Дэвид Дрейк - Прорыв
— Целитель, я Адмирал Флота, по крайней мере, был им. И я защищал мой народ от набегов ваших пиратов-камикадзе. Я выполнял свой долг.
— Как ты сказал, все мы исполняем свой долг, — сказал Амани. — Но долг и желание не всегда совпадают.
— Я человек военный, сэр. Большую часть своей жизни я провел на службе, воюя против тех, кто стремился поработить или уничтожить людей. Это достаточное оправдание моих поступков. Я не собираюсь доказывать их необходимость тебе, одному из моих врагов.
— Тебе и не надо доказывать.
Воцарилась тишина, некое подобие мира между халианским целителем и адмиралом людей.
Наконец Стоун сказал:
— Убийства никогда не доставляли мне удовольствия, Целитель, если ты хотел знать именно это. Они были необходимы, но не приносили радости.
— Я понимаю.
— Понимаешь? Кажется, твоя раса находит в смерти особое наслаждение, не важно своя смерть или чужая.
Амани кивнул, глядя мимо раненого, сквозь стены корабля, в бесконечность.
— Да. Моя раса радуется смерти, но у меня слабый характер, Адмирал, вот почему я целитель, а не солдат. Я — необходимое зло моей расы. Тот, кого терпят, но не уважают. Будь я лучшим в истории целителем, я значил бы меньше, чем грязь под ногами самого последнего солдата. Потому что я не могу убивать. Я не могу даже допустить смерть, если в моей власти предотвратить ее.

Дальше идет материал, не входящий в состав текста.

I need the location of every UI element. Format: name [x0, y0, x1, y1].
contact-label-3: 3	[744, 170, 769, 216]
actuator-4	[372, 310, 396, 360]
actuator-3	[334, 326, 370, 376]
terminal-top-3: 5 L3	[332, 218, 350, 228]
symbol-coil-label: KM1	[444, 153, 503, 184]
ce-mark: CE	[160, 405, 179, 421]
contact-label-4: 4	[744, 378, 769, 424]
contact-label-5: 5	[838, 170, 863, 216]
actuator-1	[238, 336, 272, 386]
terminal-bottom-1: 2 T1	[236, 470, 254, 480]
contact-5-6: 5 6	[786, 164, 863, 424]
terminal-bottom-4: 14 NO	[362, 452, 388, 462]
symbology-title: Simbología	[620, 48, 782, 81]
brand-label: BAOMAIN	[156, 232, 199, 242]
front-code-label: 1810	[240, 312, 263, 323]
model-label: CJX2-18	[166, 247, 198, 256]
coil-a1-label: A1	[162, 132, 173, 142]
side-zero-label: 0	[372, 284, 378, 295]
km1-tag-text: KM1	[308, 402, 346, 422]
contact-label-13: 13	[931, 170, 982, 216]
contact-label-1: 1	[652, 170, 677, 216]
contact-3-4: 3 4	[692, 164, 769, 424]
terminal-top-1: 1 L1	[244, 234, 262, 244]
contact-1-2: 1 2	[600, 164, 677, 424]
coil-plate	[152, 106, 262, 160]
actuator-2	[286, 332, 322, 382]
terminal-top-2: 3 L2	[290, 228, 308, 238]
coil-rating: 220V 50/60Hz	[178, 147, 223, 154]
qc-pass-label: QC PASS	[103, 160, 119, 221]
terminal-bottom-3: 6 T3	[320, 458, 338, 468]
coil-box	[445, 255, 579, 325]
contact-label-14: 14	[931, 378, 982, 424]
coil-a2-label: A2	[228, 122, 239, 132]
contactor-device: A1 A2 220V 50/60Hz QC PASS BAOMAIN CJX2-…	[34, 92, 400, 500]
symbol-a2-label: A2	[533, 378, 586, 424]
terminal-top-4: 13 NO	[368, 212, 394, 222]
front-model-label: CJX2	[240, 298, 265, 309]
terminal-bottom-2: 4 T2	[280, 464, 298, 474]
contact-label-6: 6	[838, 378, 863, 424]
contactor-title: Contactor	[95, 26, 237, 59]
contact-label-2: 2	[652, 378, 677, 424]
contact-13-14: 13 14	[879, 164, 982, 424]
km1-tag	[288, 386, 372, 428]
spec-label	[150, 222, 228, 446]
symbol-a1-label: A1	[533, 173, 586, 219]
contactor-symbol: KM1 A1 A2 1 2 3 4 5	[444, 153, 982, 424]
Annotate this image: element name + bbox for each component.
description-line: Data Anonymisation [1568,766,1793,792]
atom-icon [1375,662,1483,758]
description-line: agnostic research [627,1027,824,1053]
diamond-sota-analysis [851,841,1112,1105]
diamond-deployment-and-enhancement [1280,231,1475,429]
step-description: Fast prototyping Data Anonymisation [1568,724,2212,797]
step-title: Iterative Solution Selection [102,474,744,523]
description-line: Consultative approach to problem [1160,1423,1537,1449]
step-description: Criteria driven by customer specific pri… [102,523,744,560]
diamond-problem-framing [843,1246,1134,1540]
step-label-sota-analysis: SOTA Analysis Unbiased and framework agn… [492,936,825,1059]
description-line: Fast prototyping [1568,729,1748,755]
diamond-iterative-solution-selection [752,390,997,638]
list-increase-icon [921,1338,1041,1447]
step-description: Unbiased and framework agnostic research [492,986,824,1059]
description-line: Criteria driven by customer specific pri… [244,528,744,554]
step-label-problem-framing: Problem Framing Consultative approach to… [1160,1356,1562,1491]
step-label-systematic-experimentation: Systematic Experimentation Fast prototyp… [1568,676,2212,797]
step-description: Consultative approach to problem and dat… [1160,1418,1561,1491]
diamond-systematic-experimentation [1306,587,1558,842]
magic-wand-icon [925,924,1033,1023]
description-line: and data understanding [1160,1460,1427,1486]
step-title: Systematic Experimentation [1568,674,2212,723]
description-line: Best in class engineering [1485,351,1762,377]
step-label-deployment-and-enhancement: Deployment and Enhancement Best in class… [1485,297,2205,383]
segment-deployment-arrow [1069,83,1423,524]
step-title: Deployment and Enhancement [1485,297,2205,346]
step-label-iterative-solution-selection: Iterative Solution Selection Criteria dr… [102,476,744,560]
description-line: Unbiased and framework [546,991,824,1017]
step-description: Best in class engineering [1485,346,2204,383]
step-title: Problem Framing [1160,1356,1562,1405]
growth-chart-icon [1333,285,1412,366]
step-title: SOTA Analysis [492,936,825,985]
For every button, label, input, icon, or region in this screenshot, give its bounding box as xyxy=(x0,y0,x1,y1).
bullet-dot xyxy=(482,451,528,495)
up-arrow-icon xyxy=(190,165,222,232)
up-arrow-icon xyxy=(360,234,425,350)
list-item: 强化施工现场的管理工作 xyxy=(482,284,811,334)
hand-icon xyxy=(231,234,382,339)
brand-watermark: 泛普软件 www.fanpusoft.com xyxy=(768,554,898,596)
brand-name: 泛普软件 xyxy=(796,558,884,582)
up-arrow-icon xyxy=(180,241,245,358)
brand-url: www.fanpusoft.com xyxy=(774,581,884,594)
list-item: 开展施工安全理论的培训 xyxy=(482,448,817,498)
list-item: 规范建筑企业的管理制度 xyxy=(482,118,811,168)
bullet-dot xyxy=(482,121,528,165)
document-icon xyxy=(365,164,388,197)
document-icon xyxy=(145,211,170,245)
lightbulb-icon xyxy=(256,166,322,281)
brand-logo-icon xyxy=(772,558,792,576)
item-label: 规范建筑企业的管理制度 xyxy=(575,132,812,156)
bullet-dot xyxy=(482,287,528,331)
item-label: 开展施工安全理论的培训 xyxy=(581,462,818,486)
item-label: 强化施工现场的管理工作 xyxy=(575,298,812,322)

Снова воцарилось долгое молчание. Его прервал Стоун.
— Да. Вот и пропал мой шанс на самоубийство. Ты должен сохранить мою жизнь, даже если знаешь, что они мне приготовили.
— Даже в этом случае.
— Снова долг. Я уважаю это. Даже самая большая машина не сможет работать, если хоть одна шестеренка будет не на месте. Каждая деталь необходима.
— Странно, что ты заметил это. Воин, да еще и враг к тому же.
— Солдаты делают то, чему обучены, приказы отдают другие. Что может сделать один человек, чтобы остановить убийства? Немного. Возможно, у нас с тобой больше общего, чем ты думаешь.
— Возможно, — Амани поднялся. — Что ж, меня ждут другие пациенты.
— Конечно.
— Я загляну попозже.
— Целитель.
— Адмирал.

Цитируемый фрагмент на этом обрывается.